Here is an example: 'Diagnostics image abnormal' may be considered an index date misspecification of a lung cancer diagnosis, i.e. the hypothesis is some observation of lung nodule, patchy opacity etc, may give a more precise estimate of date of diagnosis. e.g. a person who had a lung nodule today and one month later had the lung cancer diagnosis - can the date the Diagnostics image was abnormal, be considered the earliest date the person is suspected to have lung cancer. This explains a few cases that get radiation/chemo prior to first diagnosis but after first 'diagnostics image abnormal'. This is not the most important use case for sure.
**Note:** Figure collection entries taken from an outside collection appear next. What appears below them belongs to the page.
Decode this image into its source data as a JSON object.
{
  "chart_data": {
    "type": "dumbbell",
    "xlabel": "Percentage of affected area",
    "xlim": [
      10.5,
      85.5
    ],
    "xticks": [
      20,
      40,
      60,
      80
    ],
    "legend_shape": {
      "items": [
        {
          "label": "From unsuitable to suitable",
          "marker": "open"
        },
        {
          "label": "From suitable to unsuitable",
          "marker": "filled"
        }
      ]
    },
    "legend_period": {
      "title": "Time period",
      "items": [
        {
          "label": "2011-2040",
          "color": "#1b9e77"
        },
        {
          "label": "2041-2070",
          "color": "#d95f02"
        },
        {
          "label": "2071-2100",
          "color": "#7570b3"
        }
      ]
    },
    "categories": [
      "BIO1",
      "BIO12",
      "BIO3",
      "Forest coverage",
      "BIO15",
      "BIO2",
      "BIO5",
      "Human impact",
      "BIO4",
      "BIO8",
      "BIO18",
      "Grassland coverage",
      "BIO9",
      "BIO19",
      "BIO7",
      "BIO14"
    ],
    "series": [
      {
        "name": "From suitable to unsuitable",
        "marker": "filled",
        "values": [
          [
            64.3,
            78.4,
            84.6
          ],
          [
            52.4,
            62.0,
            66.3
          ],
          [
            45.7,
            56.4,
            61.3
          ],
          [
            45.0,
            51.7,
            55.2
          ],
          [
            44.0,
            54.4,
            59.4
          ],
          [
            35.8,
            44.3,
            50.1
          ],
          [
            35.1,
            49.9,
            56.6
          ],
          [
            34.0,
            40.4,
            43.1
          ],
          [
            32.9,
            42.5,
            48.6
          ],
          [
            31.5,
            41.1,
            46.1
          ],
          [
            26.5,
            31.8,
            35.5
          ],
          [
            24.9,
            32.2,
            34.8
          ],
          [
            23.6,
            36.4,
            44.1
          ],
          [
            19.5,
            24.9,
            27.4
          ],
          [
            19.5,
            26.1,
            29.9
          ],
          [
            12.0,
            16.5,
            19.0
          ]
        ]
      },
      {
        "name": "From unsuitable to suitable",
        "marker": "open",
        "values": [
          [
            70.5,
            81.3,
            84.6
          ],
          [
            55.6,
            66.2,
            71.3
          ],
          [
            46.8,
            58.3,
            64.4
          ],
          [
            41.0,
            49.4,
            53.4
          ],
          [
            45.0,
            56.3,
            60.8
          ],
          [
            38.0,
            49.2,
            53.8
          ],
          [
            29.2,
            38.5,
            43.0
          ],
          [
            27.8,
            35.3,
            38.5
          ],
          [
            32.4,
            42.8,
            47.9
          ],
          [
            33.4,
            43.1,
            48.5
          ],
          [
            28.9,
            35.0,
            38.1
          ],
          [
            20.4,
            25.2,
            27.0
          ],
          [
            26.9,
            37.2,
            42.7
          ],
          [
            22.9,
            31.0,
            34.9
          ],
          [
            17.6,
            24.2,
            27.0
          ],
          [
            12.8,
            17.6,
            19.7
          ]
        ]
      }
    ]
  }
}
Are you now going to list all standard concept changes in this Github issue? :)

I am happy to create separate issues if that is recommended.

cgreich commented 2 months ago

I am happy to create separate issues if that is recommended.

I think these are Forum items. They are not Github issues (=errors).

And I think you should come to the Onco WG. We are discussing issues like time of diagnosis regularly. It is not that simple. Because we need to agree on this for the Episode definition (which in future you ought to use, rather than cobbling it together yourself). The candidates are first indication (a lump in imaging, a symptom), first diagnosis, first confirmed diagnosis (e.g. from a path lab), biopsy before first diagnosis. Folks are making good cases for either one.

Of course, it is a slightly silly discussion. Because no matter what you declare the date of the diagnosis is, the disease had developed over weeks and months before that, and we have no idea when it really started.

gowthamrao commented 2 months ago

I think these are Forum items. They are not Github issues (=errors).

sounds good . overall, i have update about a 100 cohorts and found the vocabulary changes helpful. the concept set expressions have become simpler to work with.

my purpose of this thread is to report issues i found unusual - i.e. i couldnt tell if they were by design or errors. I am ofcourse wanting to= learn and share my observations.

I will try to attend the Onco WG

TinyRickC137 commented 1 month ago

sounds good . overall, i have update about a 100 cohorts and found the vocabulary changes helpful. the concept set expressions have become simpler to work with.

Happy to hear it. We understand that some changes are very drastic, but the ideas behind them serve usability.

2 cents regarding Procedures with abnormal results (Colonoscopy abnormal, Imaging of lung abnormal, etc.). It is indeed another issue, and the current approach has been to map to procedures and omit the results.